User:Gabriel H Gan/Notebook/Biology 210 at AU
TA Alyssa Pederson MW 5:30-8:40PM 1 July 2014
Lab 1: Observing a Niche at AU
The American University campus is saturated with different varieties of ecosystems. This lab notebook entry, the first in a series of three, will present and discuss observations from transect #3. Through this transect, it will be possible to study the biology of communities. The biodiversity, or number and type of species that live in an area, will be analyzed (Bentley 2014). In addition, living (biotic) and nonliving (abiotic) elements will be examined (Bentley 2014). Each species in the community has a niche that is important to the status of the community.
Transect #3 is located between Bender Arena, Hughes Hall, and the Woods-Brown Amphitheater. The coordinates are 38°56'16.2"N 77°05'20.4"W. The transect, approximately 20mx20m, has a collection of bushes, grasses, plants, and trees.
Transect #3 is located in between Bender Arena and Hughes Hall. Map from Google Maps.
Materials and Methods
Visual analysis was completed of transect #3. The transect was walked numerous times and observations on biotic and abiotic factors were recorded. A diagram of the plants and abiotic factors was sketched out. Photos were taken from an aerial view by standing on some of the benches. In addition to the photos taken from above, some were taken at standing height to record the survey of plants, trees and bushes.

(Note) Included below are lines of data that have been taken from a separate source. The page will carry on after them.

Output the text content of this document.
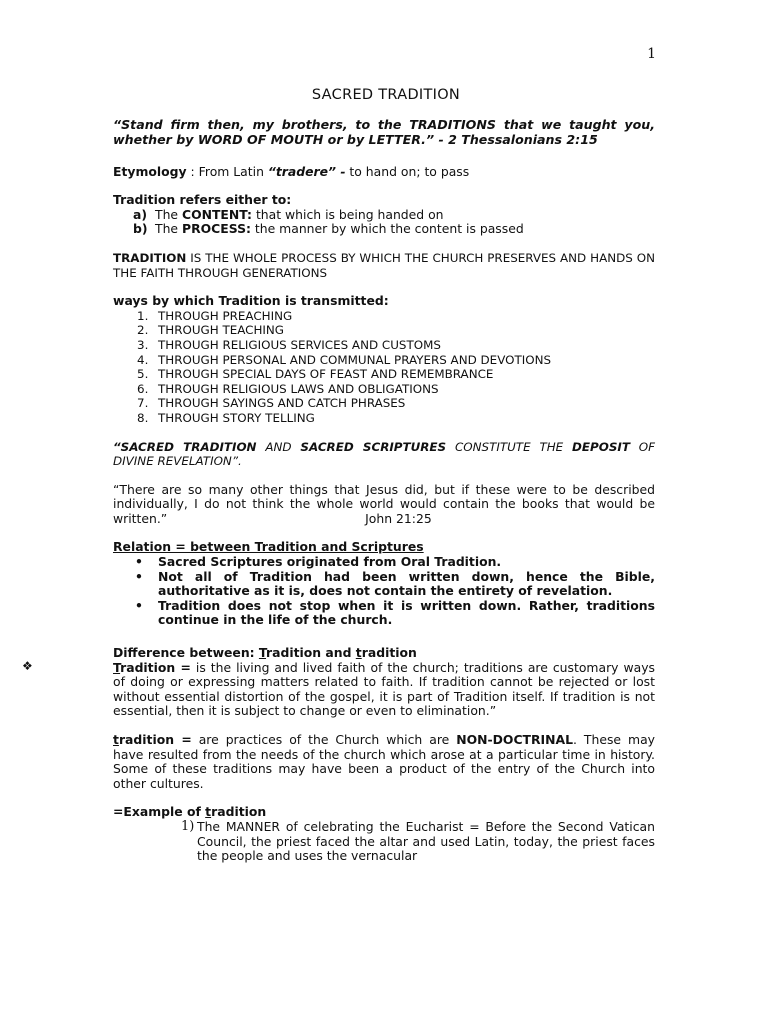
1
❖
SACRED TRADITION

“Stand firm then, my brothers, to the TRADITIONS that we taught you, whether by WORD OF MOUTH or by LETTER.” - 2 Thessalonians 2:15

Etymology : From Latin “tradere” - to hand on; to pass

Tradition refers either to:

a) The CONTENT: that which is being handed on
b) The PROCESS: the manner by which the content is passed

TRADITION IS THE WHOLE PROCESS BY WHICH THE CHURCH PRESERVES AND HANDS ON THE FAITH THROUGH GENERATIONS

ways by which Tradition is transmitted:

1. THROUGH PREACHING
2. THROUGH TEACHING
3. THROUGH RELIGIOUS SERVICES AND CUSTOMS
4. THROUGH PERSONAL AND COMMUNAL PRAYERS AND DEVOTIONS
5. THROUGH SPECIAL DAYS OF FEAST AND REMEMBRANCE
6. THROUGH RELIGIOUS LAWS AND OBLIGATIONS
7. THROUGH SAYINGS AND CATCH PHRASES
8. THROUGH STORY TELLING

“SACRED TRADITION AND SACRED SCRIPTURES CONSTITUTE THE DEPOSIT OF DIVINE REVELATION”.

“There are so many other things that Jesus did, but if these were to be described individually, I do not think the whole world would contain the books that would be written.”	John 21:25

Relation = between Tradition and Scriptures

•	Sacred Scriptures originated from Oral Tradition.
•	Not all of Tradition had been written down, hence the Bible, authoritative as it is, does not contain the entirety of revelation.
•	Tradition does not stop when it is written down. Rather, traditions continue in the life of the church.

Difference between: Tradition and tradition

Tradition = is the living and lived faith of the church; traditions are customary ways of doing or expressing matters related to faith. If tradition cannot be rejected or lost without essential distortion of the gospel, it is part of Tradition itself. If tradition is not essential, then it is subject to change or even to elimination.”

tradition = are practices of the Church which are NON-DOCTRINAL. These may have resulted from the needs of the church which arose at a particular time in history. Some of these traditions may have been a product of the entry of the Church into other cultures.

=Example of tradition

1) The MANNER of celebrating the Eucharist = Before the Second Vatican Council, the priest faced the altar and used Latin, today, the priest faces the people and uses the vernacular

Before leaving the transect, a soil and ground vegetation sample was taken. Back in the laboratory, this sample was mixed with Deer Park water and dried milk to make a hay infusion culture per lab manual instructions. The mixture was placed in an open jar and left out to be analyzed in the next lab.
Below is a sketch diagram of the parts of the transect and numerous photographs. The transect is on flat, level ground with the exception of some small beds that are mound shape. In addition to the trees and plants noted, some small flying insects were present in the transect. The trees create a large amount of shady area.
Figure 2: Diagram of Biotic and Abiotic Components of Transect #3
- Note: Aerial photography was difficult due to tall nature of transect and inability to get to a place with a higher vantage point. Instead, multiple images were taken of the variety of elements in the transect.
Tables and Graphs
Table 1: Biotic and Abiotic Components of Transect 3
The purpose of this experiment was to explore the diversity in transcript #3. From initial observations, it appears that there are numerous types of plants and bushes present in the transect. It also appears that there are not many animals living in this transect. This may be due to the fact that the area is right next to the road and a busy part of campus that may not be conducive to undisturbed living.
The results of this initial exploration will be used to further the study of the many levels of organisms in the transect. By studying a small area with biodiversity, one can learn more about ecology.
Bentley, M., Walters-Conte, & Zeller, N.K. 2014. A Laboratory Manual to Accompany General Biology II. American University Department of Biology: Washington, D.C.